Case study / Personal project
A SvelteKit medication tracking app with one-tap dose logging, live time-since counters, per-medication adherence analytics, and inventory management — built server-first with a dark glassmorphism UI.
Dashboard with quick-log pills, My Day schedule, live time-since counters, and today's dose timeline.
0
Client-side data libraries
All mutations go through SvelteKit form actions — no client-side data fetching or caching library needed.
3
Auth providers
Email/password with verification, Google OAuth, and GitHub OAuth via Arctic.
8
Visual patterns per med
Solid, split, gradient, diagonal stripes, horizontal stripes, polka dots, checkerboard, and radial.
PDF + CSV
Export formats
Full dose history exportable as formatted PDF via PDFKit or raw CSV for spreadsheet analysis.
Medication adherence is hard because existing tools feel clinical, lack fast one-tap logging, don't show live 'time since last dose' counters, and rarely offer honest per-medication adherence analytics. I wanted a server-first app that kept data private and scoped per-user, handled timezone-correct analytics, and delivered a polished dark-mode interface that made daily tracking feel effortless rather than clinical.
01. Built the entire mutation layer around SvelteKit form actions with use:enhance progressive enhancement, so every create, update, and delete goes through the server with no client-side data library. This keeps the trust boundary clear and means the app works without JavaScript for core flows.

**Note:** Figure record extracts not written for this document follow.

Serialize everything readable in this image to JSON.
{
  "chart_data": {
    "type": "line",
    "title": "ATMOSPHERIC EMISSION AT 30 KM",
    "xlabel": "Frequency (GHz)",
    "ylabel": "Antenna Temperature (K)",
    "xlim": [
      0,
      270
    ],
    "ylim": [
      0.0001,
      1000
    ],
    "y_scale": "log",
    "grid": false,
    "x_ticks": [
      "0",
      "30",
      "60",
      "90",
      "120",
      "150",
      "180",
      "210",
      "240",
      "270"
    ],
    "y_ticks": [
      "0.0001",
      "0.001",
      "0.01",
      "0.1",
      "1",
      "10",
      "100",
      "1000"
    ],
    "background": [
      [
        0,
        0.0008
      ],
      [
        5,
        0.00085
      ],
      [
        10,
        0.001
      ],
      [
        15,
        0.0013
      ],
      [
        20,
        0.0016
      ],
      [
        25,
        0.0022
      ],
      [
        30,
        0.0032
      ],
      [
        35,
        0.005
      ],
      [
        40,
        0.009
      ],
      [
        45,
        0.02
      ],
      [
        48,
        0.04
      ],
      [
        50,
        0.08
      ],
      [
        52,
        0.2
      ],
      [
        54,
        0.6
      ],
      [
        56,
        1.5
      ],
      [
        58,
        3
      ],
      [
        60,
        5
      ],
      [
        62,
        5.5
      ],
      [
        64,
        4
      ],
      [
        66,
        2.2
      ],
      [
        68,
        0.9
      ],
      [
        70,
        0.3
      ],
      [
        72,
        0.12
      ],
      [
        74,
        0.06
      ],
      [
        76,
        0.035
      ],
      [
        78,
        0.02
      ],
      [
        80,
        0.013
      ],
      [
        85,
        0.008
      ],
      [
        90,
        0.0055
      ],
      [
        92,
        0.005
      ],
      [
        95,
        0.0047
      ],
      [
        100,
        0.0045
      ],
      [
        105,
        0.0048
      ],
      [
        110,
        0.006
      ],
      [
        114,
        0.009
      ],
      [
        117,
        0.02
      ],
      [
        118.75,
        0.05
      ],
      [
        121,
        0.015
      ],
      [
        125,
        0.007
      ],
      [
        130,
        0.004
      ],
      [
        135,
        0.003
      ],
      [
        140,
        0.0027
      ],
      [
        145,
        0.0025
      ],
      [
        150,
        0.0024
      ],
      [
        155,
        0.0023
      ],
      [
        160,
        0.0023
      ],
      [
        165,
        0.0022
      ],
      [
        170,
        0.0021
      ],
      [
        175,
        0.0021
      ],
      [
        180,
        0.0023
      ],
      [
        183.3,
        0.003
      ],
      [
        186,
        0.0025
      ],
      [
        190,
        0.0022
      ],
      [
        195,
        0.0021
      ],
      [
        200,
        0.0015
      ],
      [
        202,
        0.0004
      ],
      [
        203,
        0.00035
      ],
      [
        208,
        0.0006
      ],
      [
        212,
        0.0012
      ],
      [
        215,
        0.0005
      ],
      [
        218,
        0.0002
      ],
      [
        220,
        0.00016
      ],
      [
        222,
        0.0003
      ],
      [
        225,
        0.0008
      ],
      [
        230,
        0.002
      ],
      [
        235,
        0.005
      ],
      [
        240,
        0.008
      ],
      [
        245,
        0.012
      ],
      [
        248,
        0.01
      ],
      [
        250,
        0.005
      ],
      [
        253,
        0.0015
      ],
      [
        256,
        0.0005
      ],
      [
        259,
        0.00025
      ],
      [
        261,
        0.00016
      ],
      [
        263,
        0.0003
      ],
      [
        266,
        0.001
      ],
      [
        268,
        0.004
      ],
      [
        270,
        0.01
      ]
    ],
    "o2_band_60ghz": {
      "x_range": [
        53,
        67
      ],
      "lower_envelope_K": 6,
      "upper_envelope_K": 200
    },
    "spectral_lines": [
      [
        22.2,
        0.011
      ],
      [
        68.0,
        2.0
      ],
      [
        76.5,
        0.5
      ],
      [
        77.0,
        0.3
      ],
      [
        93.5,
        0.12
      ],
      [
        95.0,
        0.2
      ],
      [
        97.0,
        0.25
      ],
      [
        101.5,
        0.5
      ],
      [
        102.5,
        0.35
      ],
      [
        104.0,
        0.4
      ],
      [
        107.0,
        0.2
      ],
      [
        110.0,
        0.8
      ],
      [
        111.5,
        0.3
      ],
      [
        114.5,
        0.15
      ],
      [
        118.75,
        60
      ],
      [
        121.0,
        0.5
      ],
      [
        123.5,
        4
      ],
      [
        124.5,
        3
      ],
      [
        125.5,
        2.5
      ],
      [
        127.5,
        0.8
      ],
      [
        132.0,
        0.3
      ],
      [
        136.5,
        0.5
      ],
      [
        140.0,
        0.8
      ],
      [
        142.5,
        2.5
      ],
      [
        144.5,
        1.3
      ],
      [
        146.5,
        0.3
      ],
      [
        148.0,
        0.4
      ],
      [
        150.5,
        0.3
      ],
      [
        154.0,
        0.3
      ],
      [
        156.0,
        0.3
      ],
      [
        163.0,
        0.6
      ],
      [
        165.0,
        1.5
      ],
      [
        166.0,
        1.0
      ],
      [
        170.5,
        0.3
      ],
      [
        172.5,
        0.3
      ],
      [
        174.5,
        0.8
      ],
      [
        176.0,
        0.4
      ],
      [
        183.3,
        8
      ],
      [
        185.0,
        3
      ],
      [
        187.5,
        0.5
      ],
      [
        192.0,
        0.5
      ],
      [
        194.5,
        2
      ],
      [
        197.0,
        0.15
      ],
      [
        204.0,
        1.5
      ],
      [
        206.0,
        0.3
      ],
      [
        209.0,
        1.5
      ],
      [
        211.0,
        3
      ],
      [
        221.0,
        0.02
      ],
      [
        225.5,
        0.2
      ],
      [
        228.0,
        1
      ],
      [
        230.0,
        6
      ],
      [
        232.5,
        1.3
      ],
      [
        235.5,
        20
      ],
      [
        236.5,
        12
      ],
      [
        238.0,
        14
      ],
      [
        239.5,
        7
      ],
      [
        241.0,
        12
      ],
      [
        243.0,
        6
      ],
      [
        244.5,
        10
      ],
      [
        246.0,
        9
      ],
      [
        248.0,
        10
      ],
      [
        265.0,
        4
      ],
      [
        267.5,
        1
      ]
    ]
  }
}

02. Implemented live 'time since last dose' counters using Svelte 5 $effect and setInterval on a 60-second tick with visibilitychange recalculation, giving a real-time feel without requiring WebSocket infrastructure.
03. Designed a dual-colour system with 8 visual patterns (solid, split, gradient, diagonal stripes, horizontal stripes, polka dots, checkerboard, radial) so medications are visually distinguishable at a glance — faster recognition than reading labels.
A1. Svelte 5 runes ($props, $state, $derived, $effect) power the client-side reactivity layer, keeping component state predictable and the template syntax minimal.
A2. SvelteKit form actions handle every mutation through +page.server.ts loaders and actions, with use:enhance providing progressive enhancement so the app degrades gracefully without JavaScript.
A3. Drizzle ORM provides type-safe query building against a Neon serverless PostgreSQL database, with schema definitions that double as the migration source via drizzle-kit.
A4. Lucia v3 manages database-backed sessions validated in hooks.server.ts on every request, with Arctic handling OAuth flows for Google and GitHub providers.
A5. Resend delivers transactional email for verification codes, password resets, and a daily Vercel Cron job at /api/cron/reminders that sends overdue medication alerts.
A6. CSP headers, per-route rate limiting, Zod validation on every form action, and user_id scoping on every database query form the security boundary.
All mutations are form actions with use:enhance progressive enhancement. This eliminates the need for a separate API layer, keeps the trust boundary on the server, and means core functionality works even without client-side JavaScript.
Type-safe schema definitions that generate correct SQL, paired with Neon's serverless driver for fast cold starts on Vercel. Migrations are version-controlled via drizzle-kit.
Database-backed sessions validated in hooks.server.ts on every request, with Google and GitHub OAuth via Arctic. Password hashing uses Argon2, and the registration flow includes a Have I Been Pwned k-anonymity breach check.
Every create, update, and delete operation captures before and after field values as JSONB diffs, providing a complete change history for trust and debuggability.
Colour-coded medication pills on the dashboard allow single-tap dose logging without navigating away from the main view.
Every logged dose shows a live 'time since' counter updated every 60 seconds via $effect, with visibilitychange recalculation when the tab regains focus.
Groups scheduled medications by time-of-day period (morning, afternoon, evening, night) with one-tap logging directly from the schedule.
Each medication gets a primary and optional secondary colour rendered through 8 CSS background patterns for instant visual recognition.
Calculates expected vs actual doses over configurable periods, showing per-medication adherence percentages and consecutive-day streaks.
A GitHub-style contribution heatmap showing dose activity density across the last 90 days, with day-of-week and time-of-day distribution charts.
Full dose history exportable as a formatted PDF report via PDFKit or as raw CSV for spreadsheet analysis and medical appointments.
Every database query filters by user_id on the server side, enforced in hooks.server.ts before any loader or action runs. There is no client-side route that can access another user's data because the scoping happens at the query layer, not the route layer.
All timestamps are stored as UTC in PostgreSQL. Analytics queries use SQL AT TIME ZONE with the user's configured IANA timezone to group doses by local date, while the frontend uses Intl.DateTimeFormat for display — keeping the source of truth in UTC while the experience feels local.
When a user signs in via OAuth with an email that matches an existing email/password account, the system requires email verification before linking. This prevents an attacker from creating a Google account with someone else's email and hijacking their MedTracker account.